- The machine learning model plans to optimize machine learning by using quantum.
The new feature provides the latest expansion method for the company’s efforts to target more developers to begin experimenting with quantum computers.
According to a blog post provided by Qiskit Applications Team, the machine learning models promise to help optimise machine learning by using quantum computers for some parts of the process.
Statement from IBM Team:
“Quantum computation offers another potential avenue to increase the power of machine learning models, and the corresponding literature is growing at an incredible pace,” the team wrote. “Quantum machine learning (QML) proposes new types of models that leverage quantum computers’ unique capabilities to, for example, work in exponentially higher-dimensional feature spaces to improve the accuracy of models.”

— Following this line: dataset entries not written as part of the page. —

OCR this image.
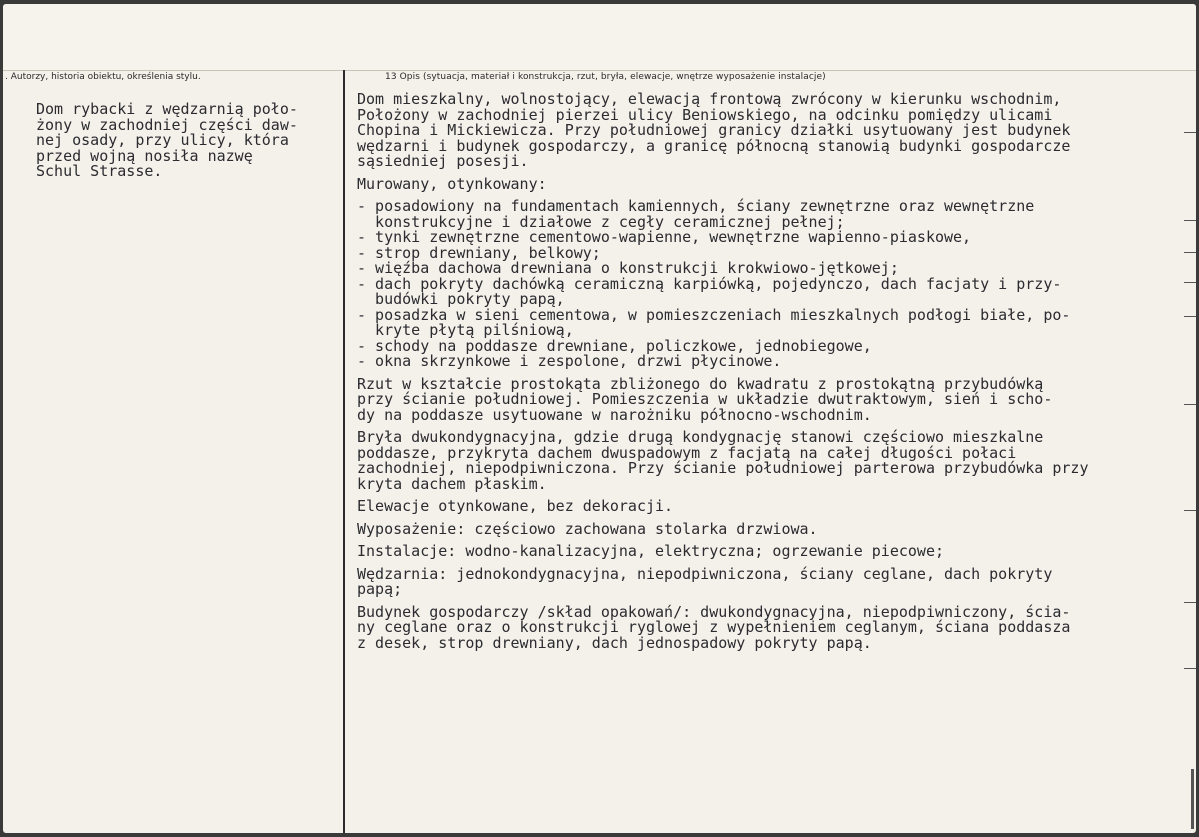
. Autorzy, historia obiektu, określenia stylu.	13 Opis (sytuacja, materiał i konstrukcja, rzut, bryła, elewacje, wnętrze wyposażenie instalacje)

Dom rybacki z wędzarnią poło-

żony w zachodniej części daw-

nej osady, przy ulicy, która

przed wojną nosiła nazwę

Schul Strasse.

Dom mieszkalny, wolnostojący, elewacją frontową zwrócony w kierunku wschodnim,

Położony w zachodniej pierzei ulicy Beniowskiego, na odcinku pomiędzy ulicami

Chopina i Mickiewicza. Przy południowej granicy działki usytuowany jest budynek

wędzarni i budynek gospodarczy, a granicę północną stanowią budynki gospodarcze

sąsiedniej posesji.

Murowany, otynkowany:

- posadowiony na fundamentach kamiennych, ściany zewnętrzne oraz wewnętrzne

konstrukcyjne i działowe z cegły ceramicznej pełnej;

- tynki zewnętrzne cementowo-wapienne, wewnętrzne wapienno-piaskowe,

- strop drewniany, belkowy;

- więźba dachowa drewniana o konstrukcji krokwiowo-jętkowej;

- dach pokryty dachówką ceramiczną karpiówką, pojedynczo, dach facjaty i przy-

budówki pokryty papą,

- posadzka w sieni cementowa, w pomieszczeniach mieszkalnych podłogi białe, po-

kryte płytą pilśniową,

- schody na poddasze drewniane, policzkowe, jednobiegowe,

- okna skrzynkowe i zespolone, drzwi płycinowe.

Rzut w kształcie prostokąta zbliżonego do kwadratu z prostokątną przybudówką

przy ścianie południowej. Pomieszczenia w układzie dwutraktowym, sień i scho-

dy na poddasze usytuowane w narożniku północno-wschodnim.

Bryła dwukondygnacyjna, gdzie drugą kondygnację stanowi częściowo mieszkalne

poddasze, przykryta dachem dwuspadowym z facjatą na całej długości połaci

zachodniej, niepodpiwniczona. Przy ścianie południowej parterowa przybudówka przy

kryta dachem płaskim.

Elewacje otynkowane, bez dekoracji.

Wyposażenie: częściowo zachowana stolarka drzwiowa.

Instalacje: wodno-kanalizacyjna, elektryczna; ogrzewanie piecowe;

Wędzarnia: jednokondygnacyjna, niepodpiwniczona, ściany ceglane, dach pokryty

papą;

Budynek gospodarczy /skład opakowań/: dwukondygnacyjna, niepodpiwniczony, ścia-

ny ceglane oraz o konstrukcji ryglowej z wypełnieniem ceglanym, ściana poddasza

z desek, strop drewniany, dach jednospadowy pokryty papą.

Instead of replacing the current computer architectures IBM bets that quantum computers are going to be gaining traction within the next few years by taking on specific tasks that can be offloaded from a classic computing system to a quantum platform. AI and machine learning are among the areas where IBM is hopeful that quantum can make a significant impact.
How will quantum prove to be beneficial:
To make Quantum even more accessible, last year IBM introduced an open-source Quantum programming framework called Qiskit. The company claims that this framework has the potential to speed up so many applications by hundred times.
As far as the concept of machine learning is concerned, the company is hopeful that a system which offloads tasks to the Quantum system can accelerate the training time.
There are challenges like getting large data sets in and out of the quantum machine. That too without adding time that would cancel out any gains by the quantum calculations.
Developers who use Quantum programming framework will have to test them on IBM’s cloud based Quantum computing platform.
The company’s full quantum stack enables other organisations to explore and work with next solutions. These solutions come with fidelity and scale which are unmatchable.
How the algorithms work:
The code quantum algorithms with Python can work to integrate quantum in the workflows with high level libraries. The company releases a roadmap which can take up the small scale devices to million qubit devices in the future. They have developed IBM Quantum which is going to be released by the end of 2023.
This system will have scalable and huge but better processors that can speed up other devices by a hundred times.
The team at IBM builds Quantum processors that rely on mathematics of elementary particles for the expansion of computational capabilities. It runs Quantum circuits instead of logic circuits of digital computers.
They represent the data through electronic Quantum states of artificial atoms with what they like to call them the superconducting transmon qubits. They connect and manipulate with a sequence of microwave pulses in order to run the circuits.